La lluvia caía con furia y el viento rugía aquella noche en un pequeño rancho de la Sierra de Guerrero, cuando nació una bebé. Dentro de una casita de lámina y madera, no se escucharon risas ni alegría, sino gritos de horror y rechazo.
María, la madre, casi se desmaya al ver a la niña.
La bebé nació con un labio y paladar hendido severo, una gran mancha negra cubriendo parte del rostro y una malformación en la espalda que la hacía parecer jorobada.
“¿¡Qué es eso!? ¿¡Por qué salió así!?” gritó Eusebio, el padre. “¡En mi familia todos son bonitos! ¿¡De dónde salió este monstruo!?”

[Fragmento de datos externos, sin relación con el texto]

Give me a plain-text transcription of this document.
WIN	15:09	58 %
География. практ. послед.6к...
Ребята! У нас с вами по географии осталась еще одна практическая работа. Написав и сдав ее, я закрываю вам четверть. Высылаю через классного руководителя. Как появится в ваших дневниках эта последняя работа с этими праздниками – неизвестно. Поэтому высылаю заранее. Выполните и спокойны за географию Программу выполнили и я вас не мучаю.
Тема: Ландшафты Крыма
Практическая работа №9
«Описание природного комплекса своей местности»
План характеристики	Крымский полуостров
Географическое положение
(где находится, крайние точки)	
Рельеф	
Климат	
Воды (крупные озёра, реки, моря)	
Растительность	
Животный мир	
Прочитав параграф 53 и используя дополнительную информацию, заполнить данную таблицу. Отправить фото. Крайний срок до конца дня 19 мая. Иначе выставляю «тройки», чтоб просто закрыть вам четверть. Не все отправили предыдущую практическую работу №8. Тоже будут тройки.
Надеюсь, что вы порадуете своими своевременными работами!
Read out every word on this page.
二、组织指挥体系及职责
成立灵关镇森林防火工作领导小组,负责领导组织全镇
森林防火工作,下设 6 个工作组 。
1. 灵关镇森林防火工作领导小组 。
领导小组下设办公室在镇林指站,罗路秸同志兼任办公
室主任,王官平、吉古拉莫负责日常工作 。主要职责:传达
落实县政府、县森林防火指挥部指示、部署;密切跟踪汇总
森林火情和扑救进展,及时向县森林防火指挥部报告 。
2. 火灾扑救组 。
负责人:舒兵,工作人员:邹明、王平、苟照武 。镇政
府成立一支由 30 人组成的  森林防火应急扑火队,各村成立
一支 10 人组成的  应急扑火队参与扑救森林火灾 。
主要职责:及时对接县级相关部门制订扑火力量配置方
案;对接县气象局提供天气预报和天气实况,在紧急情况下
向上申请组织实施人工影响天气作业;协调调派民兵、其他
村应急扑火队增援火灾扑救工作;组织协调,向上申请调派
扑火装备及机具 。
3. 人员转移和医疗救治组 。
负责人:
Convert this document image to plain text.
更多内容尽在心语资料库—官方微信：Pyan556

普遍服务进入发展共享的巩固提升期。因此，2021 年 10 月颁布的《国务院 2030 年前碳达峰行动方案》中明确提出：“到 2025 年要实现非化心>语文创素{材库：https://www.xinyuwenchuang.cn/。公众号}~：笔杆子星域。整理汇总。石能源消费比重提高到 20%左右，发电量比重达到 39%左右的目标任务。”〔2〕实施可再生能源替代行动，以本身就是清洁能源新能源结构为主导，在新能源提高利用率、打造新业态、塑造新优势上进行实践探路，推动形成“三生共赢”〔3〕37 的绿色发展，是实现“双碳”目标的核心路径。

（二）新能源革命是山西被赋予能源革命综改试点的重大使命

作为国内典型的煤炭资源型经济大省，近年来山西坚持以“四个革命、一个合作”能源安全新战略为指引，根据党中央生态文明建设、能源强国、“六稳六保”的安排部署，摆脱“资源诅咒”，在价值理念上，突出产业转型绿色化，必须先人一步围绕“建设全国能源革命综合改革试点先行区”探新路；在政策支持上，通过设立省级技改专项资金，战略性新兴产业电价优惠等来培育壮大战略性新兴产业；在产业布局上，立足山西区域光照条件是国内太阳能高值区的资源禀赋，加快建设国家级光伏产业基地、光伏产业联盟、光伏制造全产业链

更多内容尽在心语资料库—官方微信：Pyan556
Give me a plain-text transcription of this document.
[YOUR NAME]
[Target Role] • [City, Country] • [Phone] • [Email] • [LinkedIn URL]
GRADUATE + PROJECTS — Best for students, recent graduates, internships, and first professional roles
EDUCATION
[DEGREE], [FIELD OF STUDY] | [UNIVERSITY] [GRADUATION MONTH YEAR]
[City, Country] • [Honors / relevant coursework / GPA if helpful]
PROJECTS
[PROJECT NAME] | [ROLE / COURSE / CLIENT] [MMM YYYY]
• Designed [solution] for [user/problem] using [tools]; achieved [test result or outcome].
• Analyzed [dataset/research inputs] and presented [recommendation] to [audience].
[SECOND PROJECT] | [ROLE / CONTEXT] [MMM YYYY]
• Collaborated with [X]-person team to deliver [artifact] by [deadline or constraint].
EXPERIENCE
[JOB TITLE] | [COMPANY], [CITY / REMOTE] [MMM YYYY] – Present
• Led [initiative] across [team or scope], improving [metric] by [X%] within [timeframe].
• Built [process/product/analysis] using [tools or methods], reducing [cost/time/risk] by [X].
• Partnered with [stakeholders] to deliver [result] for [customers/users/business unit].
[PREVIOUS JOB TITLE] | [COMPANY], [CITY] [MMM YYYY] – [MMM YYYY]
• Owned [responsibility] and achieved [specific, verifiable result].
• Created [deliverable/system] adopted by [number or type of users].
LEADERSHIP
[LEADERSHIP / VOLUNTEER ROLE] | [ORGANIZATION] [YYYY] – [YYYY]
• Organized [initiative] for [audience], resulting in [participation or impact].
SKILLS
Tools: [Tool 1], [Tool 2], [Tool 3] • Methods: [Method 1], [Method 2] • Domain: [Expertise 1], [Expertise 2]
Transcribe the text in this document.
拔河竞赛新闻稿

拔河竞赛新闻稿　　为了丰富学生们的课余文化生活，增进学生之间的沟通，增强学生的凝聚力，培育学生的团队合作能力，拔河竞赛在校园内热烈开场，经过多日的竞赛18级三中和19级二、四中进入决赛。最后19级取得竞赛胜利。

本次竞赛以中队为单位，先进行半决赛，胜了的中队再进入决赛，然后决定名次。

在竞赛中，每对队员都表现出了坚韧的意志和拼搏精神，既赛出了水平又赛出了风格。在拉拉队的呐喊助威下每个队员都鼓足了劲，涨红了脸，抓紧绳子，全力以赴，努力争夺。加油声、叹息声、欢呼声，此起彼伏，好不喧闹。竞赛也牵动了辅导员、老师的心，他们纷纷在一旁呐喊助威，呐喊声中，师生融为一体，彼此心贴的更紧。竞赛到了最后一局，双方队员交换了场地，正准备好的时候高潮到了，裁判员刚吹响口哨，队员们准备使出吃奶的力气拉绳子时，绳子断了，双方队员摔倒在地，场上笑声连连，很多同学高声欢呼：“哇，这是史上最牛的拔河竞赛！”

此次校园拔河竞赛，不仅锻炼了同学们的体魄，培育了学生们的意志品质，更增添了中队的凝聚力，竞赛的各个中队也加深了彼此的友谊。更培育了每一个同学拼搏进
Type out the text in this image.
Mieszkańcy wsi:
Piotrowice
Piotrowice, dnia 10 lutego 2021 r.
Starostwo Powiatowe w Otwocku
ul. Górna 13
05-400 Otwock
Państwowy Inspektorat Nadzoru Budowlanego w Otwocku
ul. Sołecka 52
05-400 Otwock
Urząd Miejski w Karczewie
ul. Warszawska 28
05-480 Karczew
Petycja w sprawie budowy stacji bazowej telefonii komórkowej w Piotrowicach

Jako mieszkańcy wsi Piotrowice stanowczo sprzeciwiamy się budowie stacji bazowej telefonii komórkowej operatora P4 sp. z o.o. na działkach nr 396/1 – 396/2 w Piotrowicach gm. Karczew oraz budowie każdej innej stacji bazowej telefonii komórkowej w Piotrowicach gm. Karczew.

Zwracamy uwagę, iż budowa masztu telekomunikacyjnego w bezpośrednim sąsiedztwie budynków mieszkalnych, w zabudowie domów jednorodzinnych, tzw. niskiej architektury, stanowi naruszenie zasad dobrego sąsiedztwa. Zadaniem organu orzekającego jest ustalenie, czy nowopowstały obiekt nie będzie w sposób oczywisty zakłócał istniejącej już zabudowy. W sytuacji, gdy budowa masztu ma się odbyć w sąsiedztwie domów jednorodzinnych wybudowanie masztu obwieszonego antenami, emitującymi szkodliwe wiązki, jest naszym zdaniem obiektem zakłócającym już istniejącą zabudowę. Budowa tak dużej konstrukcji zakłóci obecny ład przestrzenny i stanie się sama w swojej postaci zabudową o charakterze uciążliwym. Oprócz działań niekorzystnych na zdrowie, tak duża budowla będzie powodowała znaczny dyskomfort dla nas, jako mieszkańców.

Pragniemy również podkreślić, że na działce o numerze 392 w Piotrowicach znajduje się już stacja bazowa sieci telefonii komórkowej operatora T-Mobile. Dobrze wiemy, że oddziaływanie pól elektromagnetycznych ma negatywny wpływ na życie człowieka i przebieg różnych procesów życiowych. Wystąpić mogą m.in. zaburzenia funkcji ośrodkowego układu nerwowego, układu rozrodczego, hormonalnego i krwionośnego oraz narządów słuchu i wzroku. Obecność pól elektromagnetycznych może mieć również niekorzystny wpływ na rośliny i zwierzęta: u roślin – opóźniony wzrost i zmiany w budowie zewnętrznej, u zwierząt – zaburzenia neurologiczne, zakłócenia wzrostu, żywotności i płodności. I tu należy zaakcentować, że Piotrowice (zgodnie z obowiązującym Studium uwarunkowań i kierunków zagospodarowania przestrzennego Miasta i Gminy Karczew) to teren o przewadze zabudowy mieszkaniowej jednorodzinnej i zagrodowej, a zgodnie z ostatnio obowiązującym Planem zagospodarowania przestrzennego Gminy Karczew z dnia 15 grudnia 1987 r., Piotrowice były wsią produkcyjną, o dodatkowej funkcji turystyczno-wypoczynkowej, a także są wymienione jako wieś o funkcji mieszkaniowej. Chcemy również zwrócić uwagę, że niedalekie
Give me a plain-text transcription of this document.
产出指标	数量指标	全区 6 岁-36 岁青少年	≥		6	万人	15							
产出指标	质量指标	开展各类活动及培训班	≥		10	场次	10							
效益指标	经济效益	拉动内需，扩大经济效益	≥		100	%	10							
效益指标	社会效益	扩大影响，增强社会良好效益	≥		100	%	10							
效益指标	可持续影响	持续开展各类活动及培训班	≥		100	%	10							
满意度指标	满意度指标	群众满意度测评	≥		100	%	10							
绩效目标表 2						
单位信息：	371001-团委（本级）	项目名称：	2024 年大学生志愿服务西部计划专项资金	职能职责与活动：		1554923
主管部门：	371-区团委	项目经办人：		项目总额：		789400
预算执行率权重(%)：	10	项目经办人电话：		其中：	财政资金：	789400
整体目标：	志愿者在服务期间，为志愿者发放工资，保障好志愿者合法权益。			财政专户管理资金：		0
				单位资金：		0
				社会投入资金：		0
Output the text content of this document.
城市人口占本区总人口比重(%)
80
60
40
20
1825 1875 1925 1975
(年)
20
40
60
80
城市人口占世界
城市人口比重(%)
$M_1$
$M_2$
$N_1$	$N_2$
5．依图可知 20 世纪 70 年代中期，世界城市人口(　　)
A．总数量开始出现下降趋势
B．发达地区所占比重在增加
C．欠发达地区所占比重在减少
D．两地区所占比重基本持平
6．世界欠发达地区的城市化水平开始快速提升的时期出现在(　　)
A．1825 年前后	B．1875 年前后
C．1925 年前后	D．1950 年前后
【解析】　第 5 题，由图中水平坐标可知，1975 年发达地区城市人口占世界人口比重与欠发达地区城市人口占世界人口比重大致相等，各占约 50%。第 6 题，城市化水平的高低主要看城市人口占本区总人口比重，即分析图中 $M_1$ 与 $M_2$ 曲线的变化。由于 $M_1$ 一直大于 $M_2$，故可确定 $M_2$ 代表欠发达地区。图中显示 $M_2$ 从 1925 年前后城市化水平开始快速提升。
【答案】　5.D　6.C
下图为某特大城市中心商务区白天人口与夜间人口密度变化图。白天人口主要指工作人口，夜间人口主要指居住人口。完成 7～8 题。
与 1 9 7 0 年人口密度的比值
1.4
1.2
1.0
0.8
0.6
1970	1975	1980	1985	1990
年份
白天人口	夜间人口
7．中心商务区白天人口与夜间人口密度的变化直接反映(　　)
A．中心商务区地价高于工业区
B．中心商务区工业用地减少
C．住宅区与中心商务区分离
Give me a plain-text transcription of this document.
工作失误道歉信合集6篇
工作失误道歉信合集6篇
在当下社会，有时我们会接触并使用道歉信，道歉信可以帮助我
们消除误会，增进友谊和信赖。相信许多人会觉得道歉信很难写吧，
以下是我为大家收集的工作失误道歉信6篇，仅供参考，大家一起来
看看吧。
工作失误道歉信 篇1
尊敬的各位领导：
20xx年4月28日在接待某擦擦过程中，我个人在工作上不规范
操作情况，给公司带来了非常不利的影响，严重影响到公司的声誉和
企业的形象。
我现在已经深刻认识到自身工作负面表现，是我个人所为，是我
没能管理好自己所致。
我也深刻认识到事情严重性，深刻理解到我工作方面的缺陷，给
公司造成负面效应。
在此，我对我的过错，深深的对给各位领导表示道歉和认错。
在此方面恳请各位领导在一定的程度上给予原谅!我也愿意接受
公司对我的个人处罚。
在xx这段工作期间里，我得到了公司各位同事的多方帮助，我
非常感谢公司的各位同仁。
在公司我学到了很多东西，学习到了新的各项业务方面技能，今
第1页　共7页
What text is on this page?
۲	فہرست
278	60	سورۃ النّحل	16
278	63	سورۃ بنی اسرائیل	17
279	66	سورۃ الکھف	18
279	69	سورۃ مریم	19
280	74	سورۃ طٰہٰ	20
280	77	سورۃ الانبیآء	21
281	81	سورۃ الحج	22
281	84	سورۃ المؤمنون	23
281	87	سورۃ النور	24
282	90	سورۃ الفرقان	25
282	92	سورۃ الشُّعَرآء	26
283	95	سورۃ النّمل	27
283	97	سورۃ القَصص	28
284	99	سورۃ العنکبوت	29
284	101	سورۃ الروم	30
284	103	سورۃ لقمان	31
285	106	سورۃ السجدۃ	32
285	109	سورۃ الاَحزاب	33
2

Movidos por el miedo al qué dirán y por supersticiones de “mala suerte”, la pareja tomó una decisión terrible. Envolvieron a la recién nacida en un costal viejo.
En medio de la tormenta, Eusebio la llevó hasta la orilla de un río crecido.
“Perdóname… no podemos criarte. Nomás traerás desgracias,” murmuró antes de dejar el costal entre el lodo y las piedras del río Bravo local.
Regresaron a casa diciendo que la bebé había nacido muerta.
Pero Dios tenía otros planes.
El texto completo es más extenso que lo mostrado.